Open cjnolet opened 5 years ago
This sounds the same as kNN!? Not sure I got you here @cjnolet. Can you elaborate, please?
Rather than it returning the closest neighbors, it is only returning the neighbors that are within a specific distance. For instance, we are doing this on DBSCAN already w/ the eps
parameters (basically filtering the pairwise distance matrix based on some epsilon).
https://en.wikipedia.org/wiki/Neighbourhood_(mathematics)
You can accomplish this with the k-nn distance matrix if you set k = n
, for instance, but it's something that, to my knowledge, does not exist yet (in reusable form) in cuml.

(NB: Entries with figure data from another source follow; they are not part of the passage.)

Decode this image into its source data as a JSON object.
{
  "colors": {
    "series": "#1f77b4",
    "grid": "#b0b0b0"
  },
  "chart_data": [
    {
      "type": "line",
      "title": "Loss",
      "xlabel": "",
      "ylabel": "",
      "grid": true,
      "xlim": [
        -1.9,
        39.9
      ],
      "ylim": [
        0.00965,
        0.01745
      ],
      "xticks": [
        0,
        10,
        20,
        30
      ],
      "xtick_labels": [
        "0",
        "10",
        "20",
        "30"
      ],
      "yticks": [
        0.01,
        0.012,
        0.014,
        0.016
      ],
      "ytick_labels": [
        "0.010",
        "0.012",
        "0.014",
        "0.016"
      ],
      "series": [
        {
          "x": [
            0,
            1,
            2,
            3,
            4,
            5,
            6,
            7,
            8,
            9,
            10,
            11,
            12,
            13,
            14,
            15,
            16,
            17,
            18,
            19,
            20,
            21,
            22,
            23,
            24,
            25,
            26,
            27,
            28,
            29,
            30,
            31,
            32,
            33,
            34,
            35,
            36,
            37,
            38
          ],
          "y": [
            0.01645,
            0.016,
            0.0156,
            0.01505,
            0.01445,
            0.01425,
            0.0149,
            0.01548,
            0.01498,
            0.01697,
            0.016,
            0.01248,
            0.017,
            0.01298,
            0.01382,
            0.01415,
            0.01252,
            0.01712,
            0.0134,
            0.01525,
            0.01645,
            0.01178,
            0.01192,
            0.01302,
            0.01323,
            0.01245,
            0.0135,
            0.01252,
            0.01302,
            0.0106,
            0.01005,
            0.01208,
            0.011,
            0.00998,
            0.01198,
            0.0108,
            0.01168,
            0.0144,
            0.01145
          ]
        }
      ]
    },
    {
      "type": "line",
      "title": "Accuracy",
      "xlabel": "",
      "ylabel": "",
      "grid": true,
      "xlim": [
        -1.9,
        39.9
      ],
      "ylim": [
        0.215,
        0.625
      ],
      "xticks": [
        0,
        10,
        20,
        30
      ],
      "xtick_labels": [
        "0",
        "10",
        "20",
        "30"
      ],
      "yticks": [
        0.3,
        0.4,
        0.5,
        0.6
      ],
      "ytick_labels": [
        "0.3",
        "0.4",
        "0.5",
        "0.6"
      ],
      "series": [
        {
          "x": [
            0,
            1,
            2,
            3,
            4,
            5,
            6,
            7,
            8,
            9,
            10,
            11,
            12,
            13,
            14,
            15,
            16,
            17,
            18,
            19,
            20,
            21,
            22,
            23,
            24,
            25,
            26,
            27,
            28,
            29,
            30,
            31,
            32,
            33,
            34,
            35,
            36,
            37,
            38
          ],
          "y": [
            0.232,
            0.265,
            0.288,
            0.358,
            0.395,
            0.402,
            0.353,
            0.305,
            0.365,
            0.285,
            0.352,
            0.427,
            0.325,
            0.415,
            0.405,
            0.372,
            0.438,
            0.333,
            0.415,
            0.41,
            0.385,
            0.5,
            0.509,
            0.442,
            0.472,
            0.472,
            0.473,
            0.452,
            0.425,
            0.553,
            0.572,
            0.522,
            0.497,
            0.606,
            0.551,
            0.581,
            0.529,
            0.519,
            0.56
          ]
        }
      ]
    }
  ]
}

Here's the sklearn API for NearestNeighbors (which is the sklearn equivalent for cuml's current kNN implementation): https://scikit-learn.org/stable/modules/generated/sklearn.neighbors.NearestNeighbors.html#sklearn.neighbors.NearestNeighbors
Notice the methods kneighbors()
and radius_neighbors()
.
ah.. got it. Thanks Corey for the explanation.

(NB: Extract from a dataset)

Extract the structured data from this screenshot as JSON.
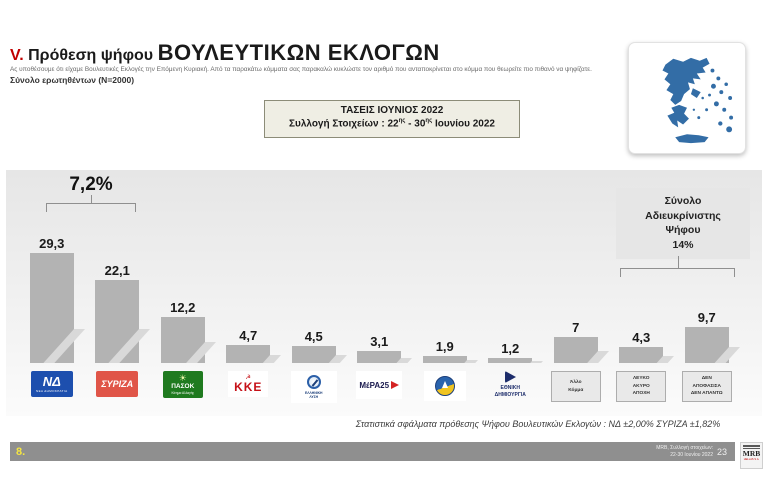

We now have a prim for building adjacency matrices out of epsilon neighborhoods:
size_t epsilon_neighborhood(T *a, T *b, bool *adj, int m, int n, int k, T eps,
void *workspace, size_t worksize, cudaStream_t stream)
DBSCAN is already doing this, as it uses the eps value to determine the the edges of the adjacency graph. It should not be too hard to perform the same batching that DBSCAN is performing, whilst thresholding the distance matrix and returning the resulting vectors.